Enfim, trabalhar com inteligência é a busca de informações, por diversos meios (externos e internos), a disseminação dessas informações, a busca de soluções, em conjunto, e a inteligência, literalmente falando. Sim, inteligência, a capacidade mental de raciocinar, planejar, resolver problemas, abstrair ideias, compreender ideias e linguagens e aprender.



É preciso pensar mais, criar novas formas de combater o crime. Certa vez ouvi um certo senhor tenente-coronel falando que a PM só tinha um método de combater o crime, um método único para solucionar todos os problemas: batida policial. De acordo com ele, qualquer problema de segurança pública que era apresentado para debate tinha sempre como solução a famigerada batida policial. Dias atrás, foi um sargento que falou uma coisa interessante. Disse que certa instituição só queria uniformizar os agentes de seguraça ostensiva e tacá-los na rua; que a instituição estava cagando e andando para a atividade de inteligência; que, no fim, não adiantava nada; muito gasto, poucos resultados, o inverso do princípio da eficiência.
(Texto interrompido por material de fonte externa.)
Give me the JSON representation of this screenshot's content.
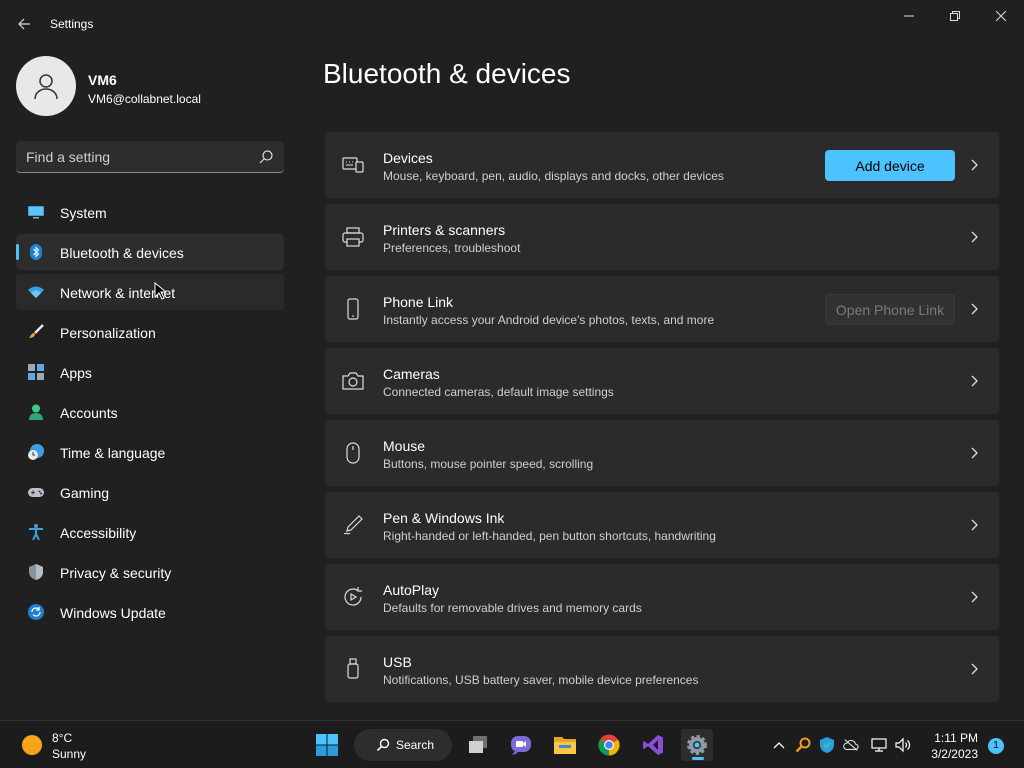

Temos que pensar em outros métodos. Raciocinar, planejar e resolver. Segurança pública não se faz somente com o binômio Efetivo / Força.

É um assunto muito complexo. Gastei horas escrevendo esta postagem e poderia ficar por mais algumas horas ou dias discorrendo sobre o tema. Acho que até daria para escrever um livro. Mas finalizo hoje por aqui, com uma frase: Inteligência e ação.